I graded something on paper.

My new coworker Travis Faas shared with me a format he uses for peer critiques during his game programming class. It's something I want to draw into that class. Today, in CS222 Advanced Programming, my students were to showcase their two-week project submissions. I've traditionally done this in an unstructured way, something like an academic poster session. Just a few minutes before class, I thought to myself, "What if I tried out that crit format here?" I literally did not have time to lay out even the simplest of templates, so I just grabbed a stack of blank white paper and headed downstairs to class.

I told the students that, during their showcase, they had to write at least three outcomes from their discussions. I suggested (following Travis) that these could take the form, "I learned X," or, "Y is something I want to learn more about." I also foreshadowed that there would be a secret final step.

As always, they walked around with real interest in what each other had done. This time, however, they paused after each station and jotted little notes on their paper. What might otherwise be fleeting thoughts were tracked, held on to.

Once we were done—and gave out the Audience Choice award, of course—I gave them the final step: to write down some action that they plan to take next that relates to the outcomes of their discussion. I gave them two or three minutes to do this before collecting their papers.
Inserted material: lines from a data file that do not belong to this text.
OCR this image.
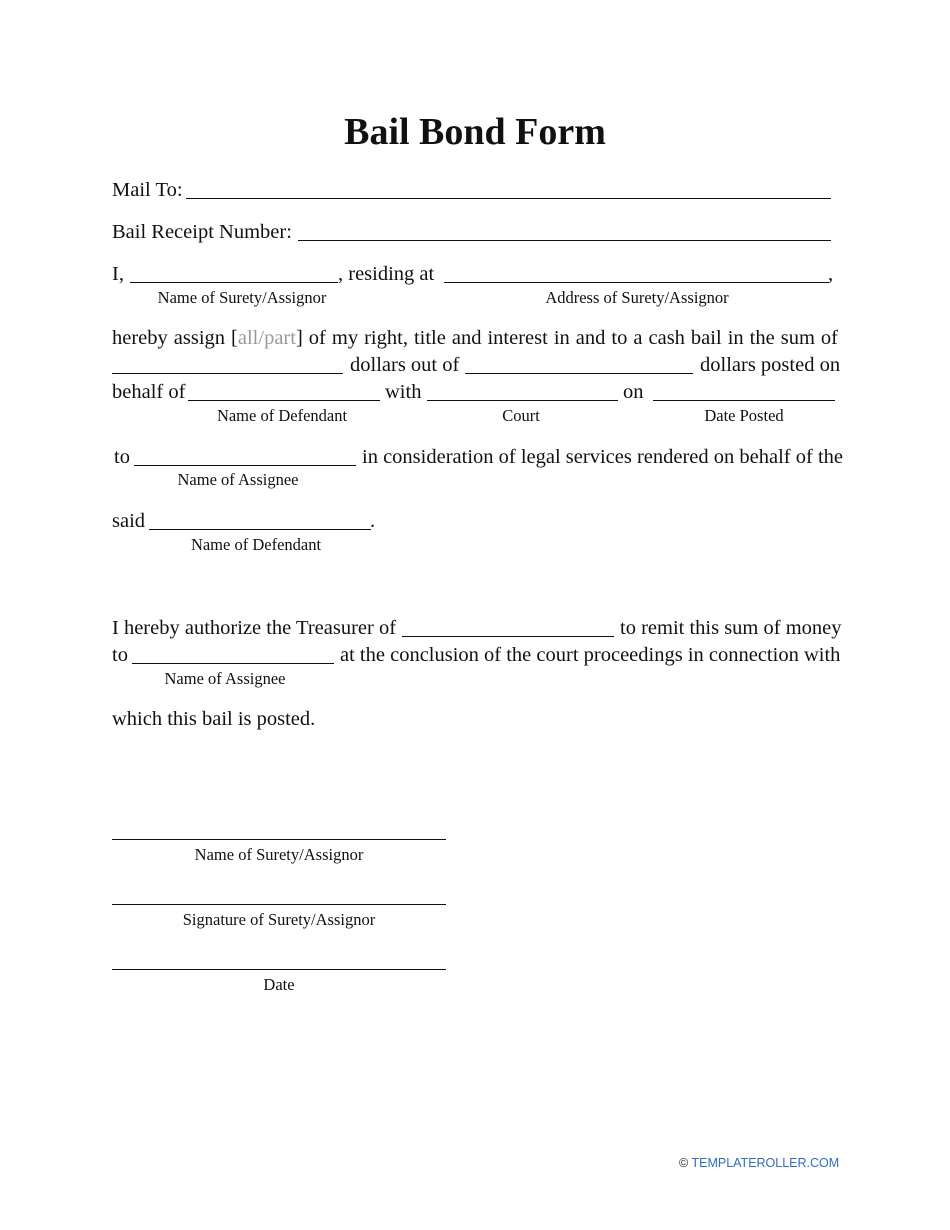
Bail Bond Form
Mail To:
Bail Receipt Number:
I,	, residing at	,
Name of Surety/Assignor	Address of Surety/Assignor
hereby assign [all/part] of my right, title and interest in and to a cash bail in the sum of
dollars out of	dollars posted on
behalf of	with	on
Name of Defendant	Court	Date Posted
to	in consideration of legal services rendered on behalf of the
Name of Assignee
said	.
Name of Defendant
I hereby authorize the Treasurer of	to remit this sum of money
to	at the conclusion of the court proceedings in connection with
Name of Assignee
which this bail is posted.
Name of Surety/Assignor
Signature of Surety/Assignor
Date
© TEMPLATEROLLER.COM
Both of my Tuesday/Thursday classes had major deadlines today, so it was quiet during office hours. I sat down in my chair, grabbed my favorite pen, picked up the stack of papers, and read through them. On each, I gave a little, hand-written affirmation, encouraging students or providing tips on how they might move toward their goals.

Paper! Wonderful paper!

I am looking forward to turning back their papers on Thursday. I wonder when the last time was for them that they had such a human experience as handing a teacher their ideas and then waiting, waiting without a chance of hearing from me about them before our next meeting. No anxiety about checking grades. No notifications. Quiet, from which comes a chance for peace. 

Paper!

Tuesday, September 24, 2024

Grading rather than improving

I talked too much today. I had back-to-back 75-minute class meetings, first of CS222 Advanced Programming and then of CS315 Game Programming. Both times, I spoke almost the whole time. I would much rather have had structured exercises to help teach what I wanted to show. It wouldn't have been that hard to set them up, just an hour or two each of setting up a template project that demonstrates what I want to show. I don't have an hour or two for each meeting for each class. I have filled my allocated class time with grading. This is partially due to the new grading system I am using. I'm having a lot of back-and-forth with my students. Turns out that getting them to mastery is a lot harder than giving them partial credit. I believe it's bearing fruit. But it's also taking all or more of the time I can give to a class. 

I am not sure what the path forward is. I will do less grading later as both classes move from individual lessons to large project integrations. Then, however, it's too late: we will have passed the point in the semester where a strong introduction is better than 75 minutes of my talking.